Ch 7 Managing Strategy and Strategic Planning
Chapter 7: Managing Strategy and Strategic Planning
Overview
Focus on strategic planning and management for organizational success.
Key Concepts
Distinctive Competence
Definition: Organizational strengths that are unique to a small number of competing firms.
Importance: Identifying what makes the organization strong compared to its competitors.
Scope of Strategy
Definition: Refers to the range of markets where an organization will compete.
Purpose: Helps define the strategic market reach of the organization.
Resource Deployment
Definition: How an organization allocates its resources across various competing areas.
Implication: Affects overall competitiveness and operational efficiency.
Levels of Strategy
Business-Level Strategy
Focus: Strategic alternatives focused on a specific industry or market.
Decision Making: Involves choices regarding how to compete successfully in that market.
Corporate-Level Strategy
Focus: Strategic alternatives for managing operations across multiple industries or markets.

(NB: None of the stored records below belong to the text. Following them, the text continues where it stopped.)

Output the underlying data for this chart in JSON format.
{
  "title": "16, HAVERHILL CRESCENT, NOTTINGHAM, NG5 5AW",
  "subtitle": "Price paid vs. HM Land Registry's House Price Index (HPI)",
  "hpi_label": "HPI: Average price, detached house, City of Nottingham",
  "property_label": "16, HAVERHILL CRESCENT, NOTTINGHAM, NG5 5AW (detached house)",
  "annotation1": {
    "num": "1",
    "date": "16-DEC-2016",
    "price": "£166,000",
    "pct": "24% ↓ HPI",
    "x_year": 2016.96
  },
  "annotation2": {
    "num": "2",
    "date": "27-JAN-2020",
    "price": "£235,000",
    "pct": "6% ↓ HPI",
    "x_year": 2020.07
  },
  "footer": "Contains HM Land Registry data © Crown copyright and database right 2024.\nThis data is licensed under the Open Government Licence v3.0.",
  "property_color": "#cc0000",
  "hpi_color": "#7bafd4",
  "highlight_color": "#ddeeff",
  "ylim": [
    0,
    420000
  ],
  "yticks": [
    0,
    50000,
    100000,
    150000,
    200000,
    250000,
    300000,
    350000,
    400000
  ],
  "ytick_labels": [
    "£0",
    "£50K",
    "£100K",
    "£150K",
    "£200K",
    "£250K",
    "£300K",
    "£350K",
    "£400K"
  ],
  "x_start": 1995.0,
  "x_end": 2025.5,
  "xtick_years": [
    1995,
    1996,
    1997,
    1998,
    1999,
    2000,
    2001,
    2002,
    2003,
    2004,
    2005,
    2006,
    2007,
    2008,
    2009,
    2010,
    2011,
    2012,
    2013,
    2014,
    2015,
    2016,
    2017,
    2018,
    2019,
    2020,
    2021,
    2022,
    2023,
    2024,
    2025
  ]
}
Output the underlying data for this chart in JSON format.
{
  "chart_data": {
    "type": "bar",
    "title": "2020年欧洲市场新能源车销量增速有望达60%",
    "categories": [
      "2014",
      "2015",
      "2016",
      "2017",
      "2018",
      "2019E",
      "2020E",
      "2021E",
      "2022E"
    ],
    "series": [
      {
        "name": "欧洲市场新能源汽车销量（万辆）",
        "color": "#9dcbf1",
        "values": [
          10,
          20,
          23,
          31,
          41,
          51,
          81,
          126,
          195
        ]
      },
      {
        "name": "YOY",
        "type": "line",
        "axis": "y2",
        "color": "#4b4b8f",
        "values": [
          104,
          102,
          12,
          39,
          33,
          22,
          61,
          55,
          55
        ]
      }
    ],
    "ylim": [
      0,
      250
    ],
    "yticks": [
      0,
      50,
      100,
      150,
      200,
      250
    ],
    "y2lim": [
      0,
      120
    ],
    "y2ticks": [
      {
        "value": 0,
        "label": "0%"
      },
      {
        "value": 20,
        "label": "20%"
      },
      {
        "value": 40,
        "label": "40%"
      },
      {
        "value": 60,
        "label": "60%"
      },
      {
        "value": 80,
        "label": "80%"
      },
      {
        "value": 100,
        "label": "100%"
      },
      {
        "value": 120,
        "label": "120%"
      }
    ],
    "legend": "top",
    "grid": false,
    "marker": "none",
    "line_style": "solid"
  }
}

Example: Diversification into different sectors versus concentrated efforts in one sector.
Strategy Formulation and Implementation
Strategy Formulation
Definition: Processes involved in creating or determining an organization’s strategy, focusing on strategy content.
Strategy Implementation
Definition: Processes involved in executing the strategy and achieving organizational goals.
Deliberate Strategy
Definition: Rational, systematic, and planned approaches to strategy.
Emergent Strategy
Definition: Patterns of action that develop over time without formal planning, often in response to unforeseen changes.
SWOT Analysis
Definition
Stands for Strengths, Weaknesses, Opportunities, and Threats.
Purpose: Provides a framework for analyzing internal and external factors affecting an organization.
Internal Factors
Strengths: Aspects the organization can control (e.g., unique capabilities, resources).

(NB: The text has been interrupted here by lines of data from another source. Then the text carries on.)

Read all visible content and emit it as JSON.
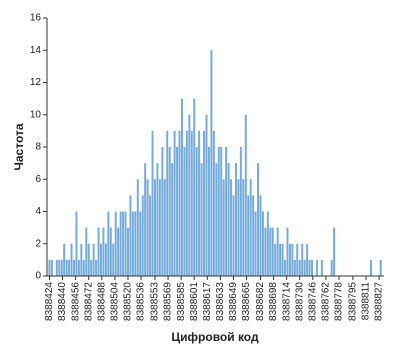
{
  "chart_data": {
    "type": "bar",
    "xlabel": "Цифровой код",
    "ylabel": "Частота",
    "color": "#5b9bd5",
    "x": [
      8388424,
      8388427,
      8388430,
      8388433,
      8388436,
      8388439,
      8388442,
      8388445,
      8388448,
      8388451,
      8388454,
      8388457,
      8388460,
      8388463,
      8388466,
      8388469,
      8388472,
      8388475,
      8388478,
      8388481,
      8388484,
      8388487,
      8388490,
      8388493,
      8388496,
      8388499,
      8388502,
      8388505,
      8388508,
      8388511,
      8388514,
      8388517,
      8388520,
      8388523,
      8388526,
      8388529,
      8388532,
      8388535,
      8388538,
      8388541,
      8388544,
      8388547,
      8388550,
      8388553,
      8388556,
      8388559,
      8388562,
      8388565,
      8388568,
      8388571,
      8388574,
      8388577,
      8388580,
      8388583,
      8388586,
      8388589,
      8388592,
      8388595,
      8388598,
      8388601,
      8388604,
      8388607,
      8388610,
      8388613,
      8388616,
      8388619,
      8388622,
      8388625,
      8388628,
      8388631,
      8388634,
      8388637,
      8388640,
      8388643,
      8388646,
      8388649,
      8388652,
      8388655,
      8388658,
      8388661,
      8388664,
      8388667,
      8388670,
      8388673,
      8388676,
      8388679,
      8388682,
      8388685,
      8388688,
      8388691,
      8388694,
      8388697,
      8388700,
      8388703,
      8388706,
      8388709,
      8388712,
      8388715,
      8388718,
      8388721,
      8388724,
      8388727,
      8388730,
      8388733,
      8388736,
      8388739,
      8388742,
      8388745,
      8388748,
      8388751,
      8388754,
      8388757,
      8388760,
      8388763,
      8388766,
      8388769,
      8388772,
      8388775,
      8388778,
      8388781,
      8388784,
      8388787,
      8388790,
      8388793,
      8388796,
      8388799,
      8388802,
      8388805,
      8388808,
      8388811,
      8388814,
      8388817,
      8388820,
      8388823,
      8388826,
      8388829
    ],
    "values": [
      1,
      1,
      0,
      1,
      1,
      1,
      2,
      1,
      1,
      2,
      1,
      4,
      1,
      2,
      1,
      3,
      2,
      1,
      2,
      1,
      3,
      2,
      3,
      2,
      4,
      3,
      2,
      4,
      3,
      4,
      4,
      4,
      3,
      5,
      4,
      4,
      6,
      4,
      5,
      7,
      6,
      5,
      9,
      6,
      7,
      6,
      8,
      6,
      9,
      8,
      7,
      9,
      8,
      9,
      11,
      8,
      9,
      10,
      9,
      11,
      8,
      9,
      7,
      9,
      10,
      8,
      14,
      9,
      7,
      8,
      8,
      6,
      8,
      7,
      6,
      5,
      7,
      6,
      8,
      6,
      10,
      5,
      6,
      5,
      4,
      7,
      5,
      4,
      3,
      4,
      3,
      3,
      2,
      3,
      2,
      2,
      1,
      3,
      2,
      2,
      1,
      2,
      1,
      2,
      1,
      2,
      1,
      1,
      0,
      1,
      0,
      1,
      0,
      0,
      0,
      1,
      3,
      0,
      0,
      0,
      0,
      0,
      0,
      0,
      0,
      0,
      0,
      0,
      0,
      0,
      0,
      1,
      0,
      0,
      0,
      1
    ],
    "xlim": [
      8388421,
      8388833
    ],
    "xticks": [
      8388424,
      8388440,
      8388456,
      8388472,
      8388488,
      8388504,
      8388520,
      8388536,
      8388553,
      8388569,
      8388585,
      8388601,
      8388617,
      8388633,
      8388649,
      8388665,
      8388682,
      8388698,
      8388714,
      8388730,
      8388746,
      8388762,
      8388778,
      8388795,
      8388811,
      8388827
    ],
    "ylim": [
      0,
      16
    ],
    "yticks": [
      0,
      2,
      4,
      6,
      8,
      10,
      12,
      14,
      16
    ]
  }
}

Weaknesses: Internal limitations or deficiencies that hinder performance.
External Factors
Opportunities: External conditions that the organization can leverage for growth.
Threats: External challenges or risks that could impede success.
Application
Importance of revisiting SWOT analysis to adapt to changing organizational strengths, weaknesses, opportunities, and threats as the environment evolves.
Generic Strategies
Differentiation Strategy
Definition: Distinguishing an organization from its competitors through superior product quality.
Implication: Enhanced reputation and customer loyalty due to high-quality offerings.
Overall Cost Leadership Strategy
Definition: Gaining competitive advantage by maintaining lower costs than competitors.
Potential Drawback: Reduced quality in pursuit of cost efficiency.
Focus Strategy
Definition: Concentration on a specific market segment or product line to achieve competitive advantage.
Example: Targeting specific customer groups with tailored offerings.
Miles and Snow Typology
Prospector Strategy
Definition: Encouraging innovation and flexibility; typically characterized by a decentralized organization.
Defender Strategy
Definition: Focus on cost minimization and improved performance of existing products.
Example: Seeking better vendor contracts to reduce costs on production materials.
Analyzer Strategy
Definition: Balancing maintaining current business performance while exploring innovations in new ventures.
Strategic Focus: Incremental improvements and cautious exploration.
Reactor Strategy
Definition: An approach that lacks consistency, responding reactively to market conditions rather than proactively planning.
Product Life Cycle
Stages of the Product Life Cycle
Introduction: High demand and focus on getting products into the market.
Example: Launching a new iPhone model with extensive marketing.
Growth: Rapid increase in sales; threats from competitors emerge, stimulating innovation.
Maturity: Sales stabilize; organizations focus on differentiating their products to maintain market share.
Decline: Decrease in demand; organizations may need to cut costs or innovate to survive.
Example: Transitioning from older to newer technology as seen with successive iPhone models.
Corporate Level Strategies
Diversification Strategies
Types of Diversification
Single Product Strategy: Manufacturing and selling one product in a specific market.
Strength: Focused success in a niche market.
Weakness: Vulnerability to market changes and competitors.
Related Diversification: Operates multiple businesses that are interconnected, sharing resources or technology.
Example: Apple products sharing an operating system.
Advantage: Synergy and efficiency across related businesses.
Unrelated Diversification: Engaging in businesses that lack logical connections.
Example: A company owning businesses in vastly different sectors without strategic links.
Advantage: Risk management across diverse sectors; disadvantage includes complexity and lack of synergy.
Becoming a Diversified Firm
Backward Vertical Integration: Involving in supply-side activities.
Forward Vertical Integration: Engaging in customer-facing activities.
Mergers and Acquisitions: Strategies for creating synergy or entering new markets effectively.
Conclusion
Personal SWOT Analysis
Recommendation: Perform a personal SWOT analysis to identify individual strengths, weaknesses, opportunities, and threats.
Utility: Helps in personal development and awareness, guiding future decisions and actions in both personal and professional contexts.
Reflection Exercise
Encouraged to analyze individual capacities and limitations to enhance strategic planning in personal and educational pursuits.